Addressing tax, health care, and monetary policy is key to ensuring America’s economic future, says Steve Forbes, chairman of Forbes Media.
Forbes, a two-time candidate for the Republican presidential nomination and Board of Trustees member at The Heritage Foundation, laid out his “reforms that we need to get this country moving again” during a speaking engagement at The Heritage Foundation on Wednesday.
- Health Care
Forbes said that in health care, unlike any other industry, increased demand is seen as a challenge rather than an opportunity because the current system is more affected by bureaucratic demands than those of a free marketplace.
Claiming that the current structure of the health care system means “hospitals and clinics have to satisfy the third-party payer, not you, the individual,” Forbes advocated increased consumer choice and transparent medical service pricing.
“The crummiest motel in America wouldn’t dare put you in a room with another guest with a curtain in between, as they routinely do in hospitals … they wouldn’t do it if they thought the patient was really in charge, the patient was really the payer, that they had to satisfy the patient.”
- Federal Tax Code
Forbes also discussed his concerns with the current federal tax code, arguing that it is “beyond redemption” as compliance takes billions of dollars and countless hours away from innovations that could improve human lives.
“Why waste both massive resources and our best brains on such a stupid, dead-weight, unnecessary activity?” Forbes asked rhetorically, to applause from the crowd.
“Take this beast—I was going to say bury it, but you probably have to get an EPA [Environmental Protection Agency] permit to do it—and just throw the whole thing out.”
Instead, Forbes advocated a “straight and simple” federal flat tax plan, which he claimed would reduce everyone’s rate.
“You can literally [file your taxes with] a single piece of paper, a few keystrokes on your computer,” Forbes said.
- Monetary Policy
Forbes also talked about a return to the gold standard, in which every dollar’s value would be backed by gold reserves, saying it would ensure economic stability by protecting money’s value.
“When you have an unstable currency, since it is the basis of all our interactions, it undermines social trust,” Forbes said.
Arguing that money works by measuring value as a clock measures time, Forbes parodied current monetary policy by stating that a proposal for the Federal Reserve to similarly “float” the value of hours and minutes of the day would make life “chaotic.”

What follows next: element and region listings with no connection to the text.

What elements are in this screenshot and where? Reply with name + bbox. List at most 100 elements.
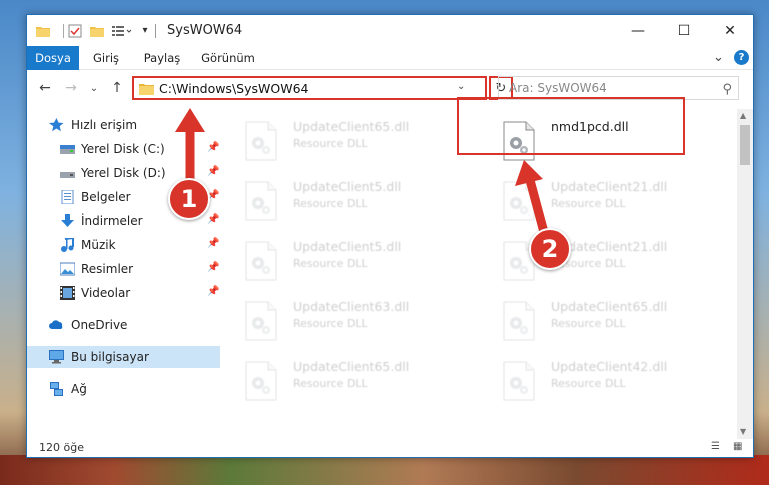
computer-icon (49, 350, 64, 364)
file-type: Resource DLL (293, 377, 368, 390)
help-icon[interactable]: ? (734, 50, 749, 65)
sidebar-item-videos[interactable]: Videolar 📌 (27, 282, 220, 304)
pin-icon[interactable]: 📌 (207, 238, 219, 249)
pin-icon[interactable]: 📌 (207, 286, 219, 297)
pin-icon[interactable]: 📌 (207, 166, 219, 177)
music-icon (61, 238, 74, 252)
sidebar-item-quick-access[interactable]: Hızlı erişim (27, 114, 220, 136)
sidebar-item-network[interactable]: Ağ (27, 378, 220, 400)
sidebar-item-label: Müzik (81, 238, 116, 252)
drive-icon (60, 145, 75, 154)
forward-arrow-icon[interactable]: → (61, 78, 81, 98)
sidebar-item-label: Yerel Disk (D:) (81, 166, 166, 180)
file-name: UpdateClient42.dll (551, 359, 668, 374)
file-type: Resource DLL (551, 377, 626, 390)
sidebar-item-onedrive[interactable]: OneDrive (27, 314, 220, 336)
file-item[interactable]: UpdateClient5.dll Resource DLL (223, 235, 453, 287)
download-icon (61, 214, 74, 227)
star-icon (49, 118, 64, 132)
dll-file-icon (245, 361, 277, 401)
dll-file-icon (503, 301, 535, 341)
documents-icon (61, 190, 74, 204)
tab-gorunum[interactable]: Görünüm (197, 46, 259, 70)
network-icon (50, 382, 63, 396)
recent-locations-icon[interactable]: ⌄ (87, 78, 101, 98)
customize-toolbar-icon[interactable] (111, 22, 133, 39)
desktop-wallpaper-strip (0, 455, 769, 485)
step-2-badge: 2 (529, 228, 571, 270)
sidebar-item-label: Videolar (81, 286, 131, 300)
pin-icon[interactable]: 📌 (207, 262, 219, 273)
sidebar-item-label: OneDrive (71, 318, 128, 332)
navigation-pane: Hızlı erişim Yerel Disk (C:) 📌 Yerel Dis… (27, 109, 220, 439)
dll-file-icon (503, 181, 535, 221)
pin-icon[interactable]: 📌 (207, 214, 219, 225)
file-name: UpdateClient63.dll (293, 299, 410, 314)
tab-giris[interactable]: Giriş (85, 46, 127, 70)
file-item[interactable]: UpdateClient21.dll Resource DLL (481, 235, 711, 287)
address-bar[interactable]: C:\Windows\SysWOW64 ⌄ (132, 76, 487, 100)
address-path: C:\Windows\SysWOW64 (159, 81, 309, 96)
minimize-button[interactable]: — (615, 15, 661, 46)
file-name: UpdateClient65.dll (551, 299, 668, 314)
up-arrow-icon[interactable]: ↑ (107, 78, 127, 98)
vertical-scrollbar[interactable]: ▲ ▼ (737, 109, 753, 439)
properties-icon[interactable] (67, 22, 83, 39)
folder-icon[interactable] (35, 22, 51, 39)
scrollbar-thumb[interactable] (740, 125, 750, 165)
search-icon: ⚲ (722, 82, 732, 97)
file-type: Resource DLL (293, 197, 368, 210)
file-type: Resource DLL (293, 257, 368, 270)
file-item[interactable]: UpdateClient21.dll Resource DLL (481, 175, 711, 227)
pin-icon[interactable]: 📌 (207, 142, 219, 153)
file-item[interactable]: UpdateClient5.dll Resource DLL (223, 175, 453, 227)
close-button[interactable]: ✕ (707, 15, 753, 46)
file-name: UpdateClient65.dll (293, 119, 410, 134)
file-type: Resource DLL (551, 197, 626, 210)
expand-ribbon-icon[interactable]: ⌄ (713, 50, 724, 65)
file-item[interactable]: UpdateClient42.dll Resource DLL (481, 355, 711, 407)
tab-paylas[interactable]: Paylaş (139, 46, 185, 70)
sidebar-item-local-disk-c[interactable]: Yerel Disk (C:) 📌 (27, 138, 220, 160)
file-item[interactable]: UpdateClient63.dll Resource DLL (223, 295, 453, 347)
sidebar-item-this-pc[interactable]: Bu bilgisayar (27, 346, 220, 368)
file-item[interactable]: UpdateClient65.dll Resource DLL (481, 295, 711, 347)
sidebar-item-label: Bu bilgisayar (71, 350, 149, 364)
tab-dosya[interactable]: Dosya (27, 46, 79, 70)
title-bar: ▾ SysWOW64 — ☐ ✕ (27, 15, 753, 46)
file-explorer-window: ▾ SysWOW64 — ☐ ✕ Dosya Giriş Paylaş Görü… (26, 14, 754, 458)
ribbon-tabs: Dosya Giriş Paylaş Görünüm ⌄ ? (27, 46, 753, 70)
drive-icon (60, 172, 75, 178)
maximize-button[interactable]: ☐ (661, 15, 707, 46)
new-folder-icon[interactable] (89, 22, 105, 39)
quick-access-dropdown-icon[interactable]: ▾ (139, 22, 151, 39)
file-list: UpdateClient65.dll Resource DLL nmd1pcd.dl… (223, 109, 737, 439)
scroll-up-icon[interactable]: ▲ (740, 111, 746, 120)
dll-file-icon (245, 301, 277, 341)
title-separator (155, 24, 156, 38)
scroll-down-icon[interactable]: ▼ (740, 427, 746, 436)
file-name: UpdateClient65.dll (293, 359, 410, 374)
details-view-icon[interactable]: ☰ (711, 441, 725, 453)
sidebar-item-label: Resimler (81, 262, 134, 276)
file-highlight-box (457, 97, 685, 155)
window-title: SysWOW64 (167, 23, 243, 38)
file-item[interactable]: UpdateClient65.dll Resource DLL (223, 355, 453, 407)
file-type: Resource DLL (293, 317, 368, 330)
dll-file-icon (503, 361, 535, 401)
large-icons-view-icon[interactable]: ▦ (733, 441, 747, 453)
file-type: Resource DLL (293, 137, 368, 150)
dll-file-icon (245, 241, 277, 281)
dll-file-icon (245, 181, 277, 221)
address-dropdown-icon[interactable]: ⌄ (457, 81, 465, 92)
sidebar-item-label: Belgeler (81, 190, 131, 204)
back-arrow-icon[interactable]: ← (35, 78, 55, 98)
sidebar-item-pictures[interactable]: Resimler 📌 (27, 258, 220, 280)
file-item[interactable]: UpdateClient65.dll Resource DLL (223, 115, 453, 167)
cloud-icon (49, 320, 63, 329)
file-name: UpdateClient5.dll (293, 239, 402, 254)
file-type: Resource DLL (551, 317, 626, 330)
address-folder-icon (139, 84, 154, 95)
pictures-icon (60, 262, 75, 276)
sidebar-item-music[interactable]: Müzik 📌 (27, 234, 220, 256)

Forbes said uncertainty about the value of the return on investments makes it less likely that people will take risks, “so people buy what’s already there, like metals or buildings, rather than things that are unseen today.” He also said: “And so what we see out there today with all of this instability, we get less investment.”
The Federal Reserve’s suppressing of interest rates acts as a price control, which has “deformed the credit market,” Forbes said.
He added that “easy money” favors government and corporation growth, citing evidence that small and new businesses have less access to credit in the “supposed recovery” of the economy.
“When you have lending [and] all this regulation on banks deforming the credit markets, so you don’t know what the real price of money is, you get a disaster. That’s what we have today.
“The bottom line on all this: A lot of things have to be done, but you gotta do the big three,” Forbes said.
Forbes also promoted his newly released book, “Reviving America: How Repealing Obamacare, Replacing the Tax Code and Reforming the Fed Will Restore Hope and Prosperity.”
Forbes said his book is meant to “inform citizens in a very straightforward, understandable way so that they can become advocates and educators, because oftentimes candidates learn from the questions they get from citizens.”